Meloria Tue 18-Nov-14 12:37:35

Marking my place in anticipation of the photo.

PennyJennyPie Tue 18-Nov-14 12:41:53

I've been involved in property management, and essentially this is down to fire regulations. If the fire regulations are not followed the insurance for the building may not be valid.

Is this woman involved in the management of the property or leasehold association? I would contact the property manager to clarify if other people have left bikes there with no issue.

IneedAwittierNickname Tue 18-Nov-14 12:42:22

Meloria
Marking my place in anticipation of the photo.

Me too.

Wibblypiglikesbananas Tue 18-Nov-14 12:48:43

We share ownership of the freehold of a flat we have in a block. Fire regs state nothing is to be kept in communal areas. Various residents in the block are directors of the company that manage the freehold - could well be that the lady knocking was worried she could get into trouble if she was a director of something similar? YABU - though I sympathise.

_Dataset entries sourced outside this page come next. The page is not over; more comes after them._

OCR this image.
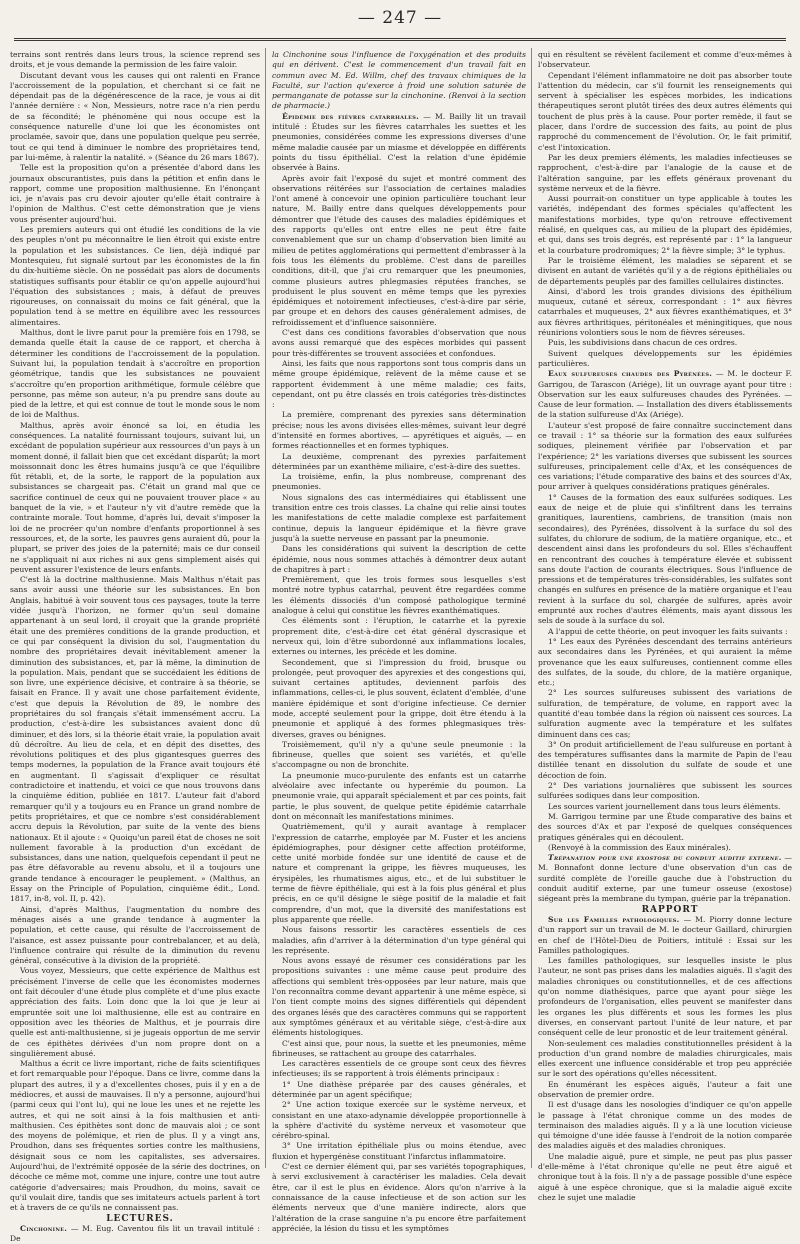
— 247 —

terrains sont rentrés dans leurs trous, la science reprend ses droits, et je vous demande la permission de les faire valoir.

Discutant devant vous les causes qui ont ralenti en France l'accroissement de la population, et cherchant si ce fait ne dépendait pas de la dégénérescence de la race, je vous ai dit l'année dernière : « Non, Messieurs, notre race n'a rien perdu de sa fécondité; le phénomène qui nous occupe est la conséquence naturelle d'une loi que les économistes ont proclamée, savoir que, dans une population quelque peu serrée, tout ce qui tend à diminuer le nombre des propriétaires tend, par lui-même, à ralentir la natalité. » (Séance du 26 mars 1867).

Telle est la proposition qu'on a présentée d'abord dans les journaux obscurantistes, puis dans la pétition et enfin dans le rapport, comme une proposition malthusienne. En l'énonçant ici, je n'avais pas cru devoir ajouter qu'elle était contraire à l'opinion de Malthus. C'est cette démonstration que je viens vous présenter aujourd'hui.

Les premiers auteurs qui ont étudié les conditions de la vie des peuples n'ont pu méconnaître le lien étroit qui existe entre la population et les subsistances. Ce lien, déjà indiqué par Montesquieu, fut signalé surtout par les économistes de la fin du dix-huitième siècle. On ne possédait pas alors de documents statistiques suffisants pour établir ce qu'on appelle aujourd'hui l'équation des subsistances ; mais, à défaut de preuves rigoureuses, on connaissait du moins ce fait général, que la population tend à se mettre en équilibre avec les ressources alimentaires.

Malthus, dont le livre parut pour la première fois en 1798, se demanda quelle était la cause de ce rapport, et chercha à déterminer les conditions de l'accroissement de la population. Suivant lui, la population tendait à s'accroître en proportion géométrique, tandis que les subsistances ne pouvaient s'accroître qu'en proportion arithmétique, formule célèbre que personne, pas même son auteur, n'a pu prendre sans doute au pied de la lettre, et qui est connue de tout le monde sous le nom de loi de Malthus.

Malthus, après avoir énoncé sa loi, en étudia les conséquences. La natalité fournissant toujours, suivant lui, un excédant de population supérieur aux ressources d'un pays à un moment donné, il fallait bien que cet excédant disparût; la mort moissonnait donc les êtres humains jusqu'à ce que l'équilibre fût rétabli, et, de la sorte, le rapport de la population aux subsistances se chargeait pas. C'était un grand mal que ce sacrifice continuel de ceux qui ne pouvaient trouver place « au banquet de la vie, » et l'auteur n'y vit d'autre remède que la contrainte morale. Tout homme, d'après lui, devait s'imposer la loi de ne procréer qu'un nombre d'enfants proportionnel à ses ressources, et, de la sorte, les pauvres gens auraient dû, pour la plupart, se priver des joies de la paternité; mais ce dur conseil ne s'appliquait ni aux riches ni aux gens simplement aisés qui peuvent assurer l'existence de leurs enfants.

C'est là la doctrine malthusienne. Mais Malthus n'était pas sans avoir aussi une théorie sur les subsistances. En bon Anglais, habitué à voir souvent tous ces paysages, toute la terre vidée jusqu'à l'horizon, ne former qu'un seul domaine appartenant à un seul lord, il croyait que la grande propriété était une des premières conditions de la grande production, et ce qui par conséquent la division du sol, l'augmentation du nombre des propriétaires devait inévitablement amener la diminution des subsistances, et, par là même, la diminution de la population. Mais, pendant que se succédaient les éditions de son livre, une expérience décisive, et contraire à sa théorie, se faisait en France. Il y avait une chose parfaitement évidente, c'est que depuis la Révolution de 89, le nombre des propriétaires du sol français s'était immensément accru. La production, c'est-à-dire les subsistances avaient donc dû diminuer, et dès lors, si la théorie était vraie, la population avait dû décroître. Au lieu de cela, et en dépit des disettes, des révolutions politiques et des plus gigantesques guerres des temps modernes, la population de la France avait toujours été en augmentant. Il s'agissait d'expliquer ce résultat contradictoire et inattendu, et voici ce que nous trouvons dans la cinquième édition, publiée en 1817. L'auteur fait d'abord remarquer qu'il y a toujours eu en France un grand nombre de petits propriétaires, et que ce nombre s'est considérablement accru depuis la Révolution, par suite de la vente des biens nationaux. Et il ajoute : « Quoiqu'un pareil état de choses ne soit nullement favorable à la production d'un excédant de subsistances, dans une nation, quelquefois cependant il peut ne pas être défavorable au revenu absolu, et il a toujours une grande tendance à encourager le peuplement. » (Malthus, an Essay on the Principle of Population, cinquième édit., Lond. 1817, in-8, vol. II, p. 42).

Ainsi, d'après Malthus, l'augmentation du nombre des ménages aisés a une grande tendance à augmenter la population, et cette cause, qui résulte de l'accroissement de l'aisance, est assez puissante pour contrebalancer, et au delà, l'influence contraire qui résulte de la diminution du revenu général, consécutive à la division de la propriété.

Vous voyez, Messieurs, que cette expérience de Malthus est précisément l'inverse de celle que les économistes modernes ont fait découler d'une étude plus complète et d'une plus exacte appréciation des faits. Loin donc que la loi que je leur ai empruntée soit une loi malthusienne, elle est au contraire en opposition avec les théories de Malthus, et je pourrais dire quelle est anti-malthusienne, si je jugeais opportun de me servir de ces épithètes dérivées d'un nom propre dont on a singulièrement abusé.

Malthus a écrit ce livre important, riche de faits scientifiques et fort remarquable pour l'époque. Dans ce livre, comme dans la plupart des autres, il y a d'excellentes choses, puis il y en a de médiocres, et aussi de mauvaises. Il n'y a personne, aujourd'hui (parmi ceux qui l'ont lu), qui ne loue les unes et ne rejette les autres, et qui ne soit ainsi à la fois malthusien et anti-malthusien. Ces épithètes sont donc de mauvais aloi ; ce sont des moyens de polémique, et rien de plus. Il y a vingt ans, Proudhon, dans ses fréquentes sorties contre les malthusiens, désignait sous ce nom les capitalistes, ses adversaires. Aujourd'hui, de l'extrémité opposée de la série des doctrines, on décoche ce même mot, comme une injure, contre une tout autre catégorie d'adversaires; mais Proudhon, du moins, savait ce qu'il voulait dire, tandis que ses imitateurs actuels parlent à tort et à travers de ce qu'ils ne connaissent pas.

LECTURES.

Cinchonine. — M. Eug. Caventou fils lit un travail intitulé : De

la Cinchonine sous l'influence de l'oxygénation et des produits qui en dérivent. C'est le commencement d'un travail fait en commun avec M. Ed. Willm, chef des travaux chimiques de la Faculté, sur l'action qu'exerce à froid une solution saturée de permanganate de potasse sur la cinchonine. (Renvoi à la section de pharmacie.)

Épidémie des fièvres catarrhales. — M. Bailly lit un travail intitulé : Études sur les fièvres catarrhales les suettes et les pneumonies, considérées comme les expressions diverses d'une même maladie causée par un miasme et développée en différents points du tissu épithélial. C'est la relation d'une épidémie observée à Bains.

Après avoir fait l'exposé du sujet et montré comment des observations réitérées sur l'association de certaines maladies l'ont amené à concevoir une opinion particulière touchant leur nature, M. Bailly entre dans quelques développements pour démontrer que l'étude des causes des maladies épidémiques et des rapports qu'elles ont entre elles ne peut être faite convenablement que sur un champ d'observation bien limité au milieu de petites agglomérations qui permettent d'embrasser à la fois tous les éléments du problème. C'est dans de pareilles conditions, dit-il, que j'ai cru remarquer que les pneumonies, comme plusieurs autres phlegmasies réputées franches, se produisent le plus souvent en même temps que les pyrexies épidémiques et notoirement infectieuses, c'est-à-dire par série, par groupe et en dehors des causes généralement admises, de refroidissement et d'influence saisonnière.

C'est dans ces conditions favorables d'observation que nous avons aussi remarqué que des espèces morbides qui passent pour très-différentes se trouvent associées et confondues.

Ainsi, les faits que nous rapportons sont tous compris dans un même groupe épidémique, relèvent de la même cause et se rapportent évidemment à une même maladie; ces faits, cependant, ont pu être classés en trois catégories très-distinctes :

La première, comprenant des pyrexies sans détermination précise; nous les avons divisées elles-mêmes, suivant leur degré d'intensité en formes abortives, — apyrétiques et aiguës, — en formes réactionnelles et en formes typhiques.

La deuxième, comprenant des pyrexies parfaitement déterminées par un exanthème miliaire, c'est-à-dire des suettes.

La troisième, enfin, la plus nombreuse, comprenant des pneumonies.

Nous signalons des cas intermédiaires qui établissent une transition entre ces trois classes. La chaîne qui relie ainsi toutes les manifestations de cette maladie complexe est parfaitement continue, depuis la langueur épidémique et la fièvre grave jusqu'à la suette nerveuse en passant par la pneumonie.

Dans les considérations qui suivent la description de cette épidémie, nous nous sommes attachés à démontrer deux autant de chapitres à part :

Premièrement, que les trois formes sous lesquelles s'est montré notre typhus catarrhal, peuvent être regardées comme les éléments dissociés d'un composé pathologique terminé analogue à celui qui constitue les fièvres exanthématiques.

Ces éléments sont : l'éruption, le catarrhe et la pyrexie proprement dite, c'est-à-dire cet état général dyscrasique et nerveux qui, loin d'être subordonné aux inflammations locales, externes ou internes, les précède et les domine.

Secondement, que si l'impression du froid, brusque ou prolongée, peut provoquer des apyrexies et des congestions qui, suivant certaines aptitudes, deviennent parfois des inflammations, celles-ci, le plus souvent, éclatent d'emblée, d'une manière épidémique et sont d'origine infectieuse. Ce dernier mode, accepté seulement pour la grippe, doit être étendu à la pneumonie et appliqué à des formes phlegmasiques très-diverses, graves ou bénignes.

Troisièmement, qu'il n'y a qu'une seule pneumonie : la fibrineuse, quelles que soient ses variétés, et qu'elle s'accompagne ou non de bronchite.

La pneumonie muco-purulente des enfants est un catarrhe alvéolaire avec infectante ou hyperémie du poumon. La pneumonie vraie, qui apparaît spécialement et par ces points, fait partie, le plus souvent, de quelque petite épidémie catarrhale dont on méconnaît les manifestations minimes.

Quatrièmement, qu'il y aurait avantage à remplacer l'expression de catarrhe, employée par M. Fuster et les anciens épidémiographes, pour désigner cette affection protéiforme, cette unité morbide fondée sur une identité de cause et de nature et comprenant la grippe, les fièvres muqueuses, les érysipèles, les rhumatismes aigus, etc., et de lui substituer le terme de fièvre épithéliale, qui est à la fois plus général et plus précis, en ce qu'il désigne le siège positif de la maladie et fait comprendre, d'un mot, que la diversité des manifestations est plus apparente que réelle.

Nous faisons ressortir les caractères essentiels de ces maladies, afin d'arriver à la détermination d'un type général qui les représente.

Nous avons essayé de résumer ces considérations par les propositions suivantes : une même cause peut produire des affections qui semblent très-opposées par leur nature, mais que l'on reconnaîtra comme devant appartenir à une même espèce, si l'on tient compte moins des signes différentiels qui dépendent des organes lésés que des caractères communs qui se rapportent aux symptômes généraux et au véritable siège, c'est-à-dire aux éléments histologiques.

C'est ainsi que, pour nous, la suette et les pneumonies, même fibrineuses, se rattachent au groupe des catarrhales.

Les caractères essentiels de ce groupe sont ceux des fièvres infectieuses; ils se rapportent à trois éléments principaux :

1° Une diathèse préparée par des causes générales, et déterminée par un agent spécifique;

2° Une action toxique exercée sur le système nerveux, et consistant en une ataxo-adynamie développée proportionnelle à la sphère d'activité du système nerveux et vasomoteur que cérébro-spinal.

3° Une irritation épithéliale plus ou moins étendue, avec fluxion et hypergénèse constituant l'infarctus inflammatoire.

C'est ce dernier élément qui, par ses variétés topographiques, à servi exclusivement à caractériser les maladies. Cela devait être, car il est le plus en évidence. Alors qu'on n'arrive à la connaissance de la cause infectieuse et de son action sur les éléments nerveux que d'une manière indirecte, alors que l'altération de la crase sanguine n'a pu encore être parfaitement appréciée, la lésion du tissu et les symptômes

qui en résultent se révèlent facilement et comme d'eux-mêmes à l'observateur.

Cependant l'élément inflammatoire ne doit pas absorber toute l'attention du médecin, car s'il fournit les renseignements qui servent à spécialiser les espèces morbides, les indications thérapeutiques seront plutôt tirées des deux autres éléments qui touchent de plus près à la cause. Pour porter remède, il faut se placer, dans l'ordre de succession des faits, au point de plus rapproché du commencement de l'évolution. Or, le fait primitif, c'est l'intoxication.

Par les deux premiers éléments, les maladies infectieuses se rapprochent, c'est-à-dire par l'analogie de la cause et de l'altération sanguine, par les effets généraux provenant du système nerveux et de la fièvre.

Aussi pourrait-on constituer un type applicable à toutes les variétés, indépendant des formes spéciales qu'affectent les manifestations morbides, type qu'on retrouve effectivement réalisé, en quelques cas, au milieu de la plupart des épidémies, et qui, dans ses trois degrés, est représenté par : 1° la langueur et la courbature prodromiques; 2° la fièvre simple; 3° le typhus.

Par le troisième élément, les maladies se séparent et se divisent en autant de variétés qu'il y a de régions épithéliales ou de départements peuplés par des familles cellulaires distinctes.

Ainsi, d'abord les trois grandes divisions des épithélium muqueux, cutané et séreux, correspondant : 1° aux fièvres catarrhales et muqueuses, 2° aux fièvres exanthématiques, et 3° aux fièvres arthritiques, péritonéales et méningitiques, que nous réunirions volontiers sous le nom de fièvres séreuses.

Puis, les subdivisions dans chacun de ces ordres.

Suivent quelques développements sur les épidémies particulières.

Eaux sulfureuses chaudes des Pyrénées. — M. le docteur F. Garrigou, de Tarascon (Ariége), lit un ouvrage ayant pour titre : Observation sur les eaux sulfureuses chaudes des Pyrénées. — Cause de leur formation. — Installation des divers établissements de la station sulfureuse d'Ax (Ariége).

L'auteur s'est proposé de faire connaître succinctement dans ce travail : 1° sa théorie sur la formation des eaux sulfurées sodiques, pleinement vérifiée par l'observation et par l'expérience; 2° les variations diverses que subissent les sources sulfureuses, principalement celle d'Ax, et les conséquences de ces variations; l'étude comparative des bains et des sources d'Ax, pour arriver à quelques considérations pratiques générales.

1° Causes de la formation des eaux sulfurées sodiques. Les eaux de neige et de pluie qui s'infiltrent dans les terrains granitiques, laurentiens, cambriens, de transition (mais non secondaires), des Pyrénées, dissolvent à la surface du sol des sulfates, du chlorure de sodium, de la matière organique, etc., et descendent ainsi dans les profondeurs du sol. Elles s'échauffent en rencontrant des couches à température élevée et subissent sans doute l'action de courants électriques. Sous l'influence de pressions et de températures très-considérables, les sulfates sont changés en sulfures en présence de la matière organique et l'eau revient à la surface du sol, chargée de sulfures, après avoir emprunté aux roches d'autres éléments, mais ayant dissous les sels de soude à la surface du sol.

A l'appui de cette théorie, on peut invoquer les faits suivants :

1° Les eaux des Pyrénées descendant des terrains antérieurs aux secondaires dans les Pyrénées, et qui auraient la même provenance que les eaux sulfureuses, contiennent comme elles des sulfates, de la soude, du chlore, de la matière organique, etc.;

2° Les sources sulfureuses subissent des variations de sulfuration, de température, de volume, en rapport avec la quantité d'eau tombée dans la région où naissent ces sources. La sulfuration augmente avec la température et les sulfates diminuent dans ces cas;

3° On produit artificiellement de l'eau sulfureuse en portant à des températures suffisantes dans la marmite de Papin de l'eau distillée tenant en dissolution du sulfate de soude et une décoction de foin.

2° Des variations journalières que subissent les sources sulfurées sodiques dans leur composition.

Les sources varient journellement dans tous leurs éléments.

M. Garrigou termine par une Étude comparative des bains et des sources d'Ax et par l'exposé de quelques conséquences pratiques générales qui en découlent.

(Renvoyé à la commission des Eaux minérales).

Trépanation pour une exostose du conduit auditif externe. — M. Bonnafont donne lecture d'une observation d'un cas de surdité complète de l'oreille gauche due à l'obstruction du conduit auditif externe, par une tumeur osseuse (exostose) siégeant près la membrane du tympan, guérie par la trépanation.

RAPPORT

Sur les Familles pathologiques. — M. Piorry donne lecture d'un rapport sur un travail de M. le docteur Gaillard, chirurgien en chef de l'Hôtel-Dieu de Poitiers, intitulé : Essai sur les Familles pathologiques.

Les familles pathologiques, sur lesquelles insiste le plus l'auteur, ne sont pas prises dans les maladies aiguës. Il s'agit des maladies chroniques ou constitutionnelles, et de ces affections qu'on nomme diathésiques, parce que ayant pour siège les profondeurs de l'organisation, elles peuvent se manifester dans les organes les plus différents et sous les formes les plus diverses, en conservant partout l'unité de leur nature, et par conséquent celle de leur pronostic et de leur traitement général.

Non-seulement ces maladies constitutionnelles président à la production d'un grand nombre de maladies chirurgicales, mais elles exercent une influence considérable et trop peu appréciée sur le sort des opérations qu'elles nécessitent.

En énumérant les espèces aiguës, l'auteur a fait une observation de premier ordre.

Il est d'usage dans les nosologies d'indiquer ce qu'on appelle le passage à l'état chronique comme un des modes de terminaison des maladies aiguës. Il y a là une locution vicieuse qui témoigne d'une idée fausse à l'endroit de la notion comparée des maladies aiguës et des maladies chroniques.

Une maladie aiguë, pure et simple, ne peut pas plus passer d'elle-même à l'état chronique qu'elle ne peut être aiguë et chronique tout à la fois. Il n'y a de passage possible d'une espèce aiguë à une espèce chronique, que si la maladie aiguë excite chez le sujet une maladie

MissMooMoo Tue 18-Nov-14 12:51:46

OP I used to live in a top floor flat and people on the ground floor used to leave their pram.unfolded in the hallway, it was extremely annoying and I said nothing.
they then started leaving loads of other stuff and it became ridiculous!
just take it into your flat?

outtahell Tue 18-Nov-14 12:56:18

Technically your neighbour is right, though if it's as you say, I wouldn't care myself.

GhoulWithADragonTattoo Tue 18-Nov-14 12:58:16

Do you have a car? Leave pushchair / frame in there and bring baby in car seat / sling.